AC/DC singles chronology
| "Girls Got Rhythm" (1979) | "Touch Too Much" (1980) | "You Shook Me All Night Long" (1980) |

Music video
- "Touch Too Much" on YouTube

= Touch Too Much =

1980 single by AC/DC

"Touch Too Much" is a song by the Australian hard rock band AC/DC. It was released on their 1979 album Highway to Hell, their last with lead vocalist Bon Scott, who died the following year.

==Overview==
The song was performed by Scott and AC/DC on BBC music show Top of the Pops, 12 days before his death.
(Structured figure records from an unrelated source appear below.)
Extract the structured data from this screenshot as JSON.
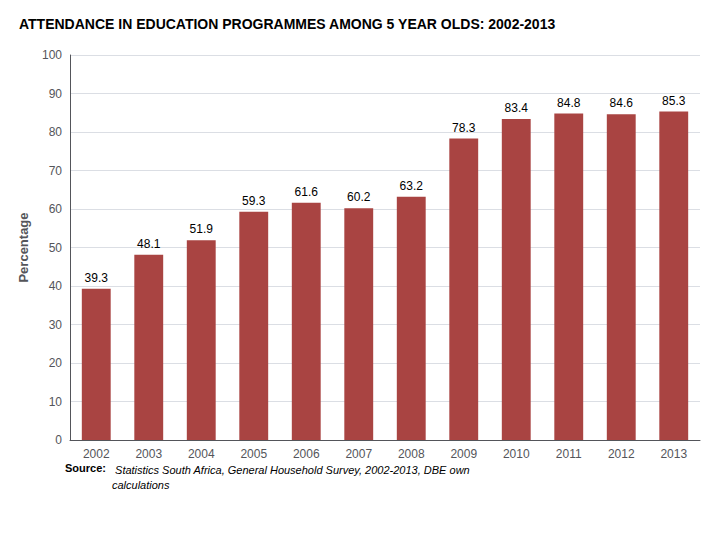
{
  "chart_data": {
    "type": "bar",
    "title": "ATTENDANCE IN EDUCATION PROGRAMMES AMONG 5 YEAR OLDS: 2002-2013",
    "categories": [
      "2002",
      "2003",
      "2004",
      "2005",
      "2006",
      "2007",
      "2008",
      "2009",
      "2010",
      "2011",
      "2012",
      "2013"
    ],
    "values": [
      39.3,
      48.1,
      51.9,
      59.3,
      61.6,
      60.2,
      63.2,
      78.3,
      83.4,
      84.8,
      84.6,
      85.3
    ],
    "color": "#A94442",
    "y_label": "Percentage",
    "ylim": [
      0,
      100
    ],
    "yticks": [
      0,
      10,
      20,
      30,
      40,
      50,
      60,
      70,
      80,
      90,
      100
    ],
    "grid": true,
    "data_labels": true,
    "annotations": [
      "Source:",
      " Statistics South Africa, General Household Survey, 2002-2013, DBE own\ncalculations"
    ]
  }
}
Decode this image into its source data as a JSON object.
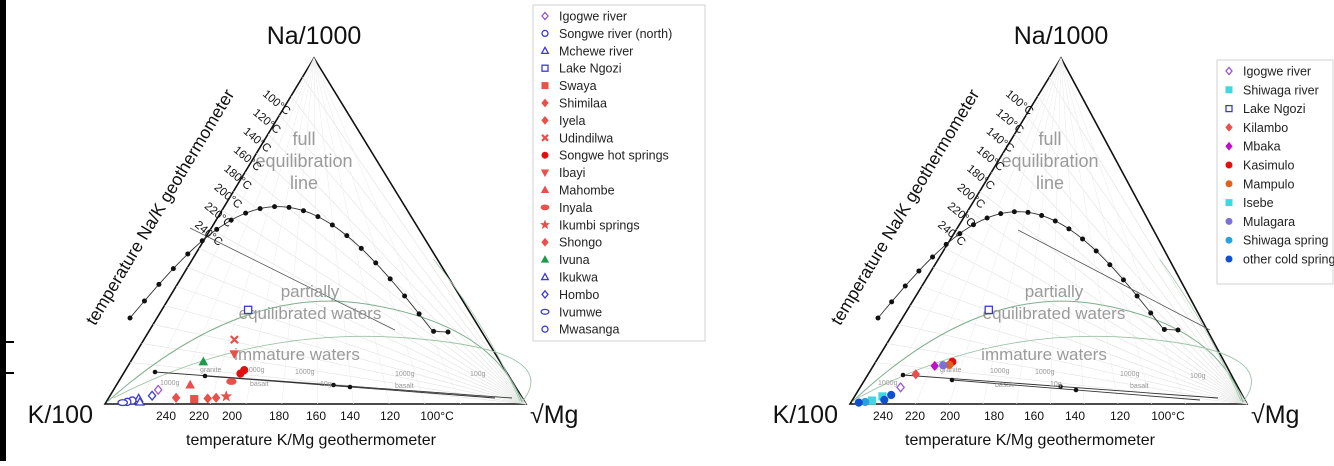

This episode, dated 7 February 1980, was repeated by BBC Four on 19 February 2015, the 35th anniversary of Scott's death.

The band had earlier recorded another song with vastly different words and music entitled "Touch Too Much", but the song was never released. That track would eventually see the light of day in 1997 when it was included in Volts, part of the band's Bonfire box set.

The cover of the single in many territories was released with the band photograph flipped horizontally, incorrectly showing the Youngs and bassist Cliff Williams as playing left-handed.

The music video was a live rehearsal performance from the If You Want Blood Tour between 1978 and 1979, along with "Walk All Over You" on the Family Jewels DVD compilation.

Prior to joining AC/DC on the Rock or Bust World Tour, Axl Rose said this was his favourite AC/DC song. The song was first performed live on 22 May 2016 in Prague.

==Reception==
Cash Box called it "high voltage rock...with Bon Scott's gritty vocals and Angus Young's scrappy lead guitar work," and praised the hook.

==Charts==

===Weekly charts===

| Chart (1980) | Peak position |
|---|---|
| UK Singles (OCC) | 29 |
| West Germany (GfK) | 13 |

===Year-end charts===

| Chart (1980) | Position |
|---|---|
| West Germany (Official German Charts) | 45 |

==Personnel==
- Bon Scott – vocals
- Angus Young – lead guitar
- Malcolm Young – rhythm guitar, backing vocals
- Cliff Williams – bass guitar, backing vocals
- Phil Rudd – drums

== Cover versions ==
- Serbian hard rock band Cactus Jack recorded a version on their live cover album DisCover in 2002.